Google Research and Google DeepMind present RISE, a novel method for evaluating automatically-generated text summaries. RISE uses information retrieval techniques and is trained as a retrieval task using a dual-encoder setup. It can evaluate generated summaries without the need for gold reference summaries, making it suitable for new datasets.
Experimental results on benchmark datasets demonstrate that RISE consistently outperforms previous approaches in terms of correlation with human evaluations.

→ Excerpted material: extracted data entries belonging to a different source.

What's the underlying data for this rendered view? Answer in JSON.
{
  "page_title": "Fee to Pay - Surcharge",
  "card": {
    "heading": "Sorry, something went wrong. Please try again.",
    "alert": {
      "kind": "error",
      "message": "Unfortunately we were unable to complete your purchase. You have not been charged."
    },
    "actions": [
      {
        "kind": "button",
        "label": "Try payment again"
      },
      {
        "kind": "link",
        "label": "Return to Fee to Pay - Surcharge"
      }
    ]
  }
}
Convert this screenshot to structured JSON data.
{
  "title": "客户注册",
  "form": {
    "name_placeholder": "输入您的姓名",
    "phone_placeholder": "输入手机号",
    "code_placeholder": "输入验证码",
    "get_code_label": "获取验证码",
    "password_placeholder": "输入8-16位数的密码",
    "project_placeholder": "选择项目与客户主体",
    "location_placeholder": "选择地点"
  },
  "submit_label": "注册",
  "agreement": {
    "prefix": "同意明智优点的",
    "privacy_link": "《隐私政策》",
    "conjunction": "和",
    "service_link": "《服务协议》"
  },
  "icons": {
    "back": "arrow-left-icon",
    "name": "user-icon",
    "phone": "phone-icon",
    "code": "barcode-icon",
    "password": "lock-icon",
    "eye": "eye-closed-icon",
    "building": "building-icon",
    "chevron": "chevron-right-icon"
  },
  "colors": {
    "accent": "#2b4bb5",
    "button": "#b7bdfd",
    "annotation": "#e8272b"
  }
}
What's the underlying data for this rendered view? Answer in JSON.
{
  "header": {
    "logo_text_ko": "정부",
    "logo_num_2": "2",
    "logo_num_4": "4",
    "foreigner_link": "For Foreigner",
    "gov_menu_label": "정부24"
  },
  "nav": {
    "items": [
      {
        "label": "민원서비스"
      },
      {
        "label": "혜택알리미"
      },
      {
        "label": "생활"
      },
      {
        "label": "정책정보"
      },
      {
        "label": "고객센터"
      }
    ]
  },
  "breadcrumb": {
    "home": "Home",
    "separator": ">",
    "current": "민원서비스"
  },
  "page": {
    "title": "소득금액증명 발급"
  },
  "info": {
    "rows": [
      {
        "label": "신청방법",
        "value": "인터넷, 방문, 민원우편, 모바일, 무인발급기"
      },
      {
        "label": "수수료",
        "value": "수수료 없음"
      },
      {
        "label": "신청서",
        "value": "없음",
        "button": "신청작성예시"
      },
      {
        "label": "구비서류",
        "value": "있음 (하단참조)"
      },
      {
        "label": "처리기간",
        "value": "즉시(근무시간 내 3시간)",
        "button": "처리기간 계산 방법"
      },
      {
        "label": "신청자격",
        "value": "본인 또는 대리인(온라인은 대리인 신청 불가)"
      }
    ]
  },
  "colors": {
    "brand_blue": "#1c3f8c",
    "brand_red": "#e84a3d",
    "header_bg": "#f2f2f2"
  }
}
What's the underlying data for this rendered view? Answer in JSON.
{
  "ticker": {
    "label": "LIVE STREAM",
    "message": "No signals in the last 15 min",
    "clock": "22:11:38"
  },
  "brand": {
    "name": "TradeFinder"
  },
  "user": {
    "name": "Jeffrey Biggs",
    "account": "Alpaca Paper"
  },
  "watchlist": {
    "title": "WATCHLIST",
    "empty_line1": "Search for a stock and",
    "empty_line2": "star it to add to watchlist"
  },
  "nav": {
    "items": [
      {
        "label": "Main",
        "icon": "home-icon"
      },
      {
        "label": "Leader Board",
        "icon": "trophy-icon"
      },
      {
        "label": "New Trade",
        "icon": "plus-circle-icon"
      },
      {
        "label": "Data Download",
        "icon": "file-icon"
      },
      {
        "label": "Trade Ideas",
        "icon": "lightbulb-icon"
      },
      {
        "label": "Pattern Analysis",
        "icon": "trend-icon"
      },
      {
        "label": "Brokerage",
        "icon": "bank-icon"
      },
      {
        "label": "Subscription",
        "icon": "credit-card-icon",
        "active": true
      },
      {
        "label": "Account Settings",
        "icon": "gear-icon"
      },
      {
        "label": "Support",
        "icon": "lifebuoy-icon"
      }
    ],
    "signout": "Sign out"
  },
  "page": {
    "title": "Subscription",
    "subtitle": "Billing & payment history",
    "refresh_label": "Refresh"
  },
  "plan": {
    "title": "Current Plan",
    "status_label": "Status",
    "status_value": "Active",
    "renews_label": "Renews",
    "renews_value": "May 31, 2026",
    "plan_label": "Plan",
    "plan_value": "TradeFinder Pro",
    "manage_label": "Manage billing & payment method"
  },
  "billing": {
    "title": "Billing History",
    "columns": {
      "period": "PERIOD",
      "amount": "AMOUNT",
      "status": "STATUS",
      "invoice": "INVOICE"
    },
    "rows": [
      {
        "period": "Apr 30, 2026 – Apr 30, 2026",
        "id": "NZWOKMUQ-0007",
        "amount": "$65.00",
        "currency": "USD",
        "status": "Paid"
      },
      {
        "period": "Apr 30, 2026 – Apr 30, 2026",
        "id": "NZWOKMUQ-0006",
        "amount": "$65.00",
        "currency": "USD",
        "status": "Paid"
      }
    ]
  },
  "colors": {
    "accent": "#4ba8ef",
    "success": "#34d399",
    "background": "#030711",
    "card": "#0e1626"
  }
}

Additionally, RISE exhibits data-efficiency and generalisability across languages.
The aim of researchers in this paper is to solve the age old the challenge of summarising a large number of reviews for a product or place. While supervised systems have been successful in news domains, they lack the availability of large-scale datasets for opinion texts. To bridge this gap, the paper proposes an unsupervised self-training approach called OPINESUM for abstractive opinion summarisation.
This approach utilises textual entailment to capture the consensus of opinions from multiple reviews and generate summaries. OPINESUM can generate silver-standard summaries at a large scale and achieve state-of-the-art performance in both unsupervised and few-shot settings.
In this paper, the focus is on controllability and robustness of LLMs. It is demonstrated that state-of-the-art models like T5 and PaLM may lack these qualities, especially as the model size increases. To address this, a new approach called knowledge aware finetuning (KAFT) is proposed, which improves controllability and robustness by incorporating counterfactual and irrelevant contexts during training. The effectiveness of KAFT is demonstrated through comprehensive evaluations across different model architectures and sizes.
This paper focuses on the lack of confidence reported in outcomes within the NLP leaderboard culture. The authors propose a framework and simulator to estimate p-values for comparing the performance of two systems, aiming to determine the confidence that one system is genuinely better than the other. They establish a null hypothesis assuming that both systems’ metric scores are drawn from the same distribution. By creating a test set that combines responses from both systems, they investigate different methods to accurately estimate the p-value considering factors like response variance, metric choice, and sampling method, emphasising their importance in providing reliable statistical guarantees for model comparisons.
The paper introduces a new method called ‘Distilling step-by-step’ to address the challenges of deploying large language models (LLMs). It trains smaller models that outperform LLMs by using LLM rationales as additional supervision within a multi-task framework. The method achieves better performance with fewer labeled/unlabelled training examples compared to finetuning and distillation. It also achieves better performance with smaller model sizes compared to few-shot prompted LLMs. Additionally, the method reduces the model size and the amount of data required to outperform LLMs, as demonstrated by the results on NLP benchmarks.
The paper proposes PROPSEGMENT, a collection of over 45,000 propositions annotated by experts. The dataset focuses on two tasks: segmenting sentences into propositions and classifying the entailment relationship between each proposition and another document on the same topic. The paper establishes effective starting points for these tasks and showcases the potential of PROPSEGMENT in detecting summary hallucination and understanding the compositionality of Natural Language Inference (NLI) labels at the document level.
Here we see TOUR, a new method for optimising query representations in dense retrieval. It leverages a crossencoder re-ranker to provide pseudo labels for retrieval results and iteratively improves query representations using gradient descent. TOUR is shown to enhance open-domain question answering accuracy, passage retrieval performance, and direct re-ranking speed.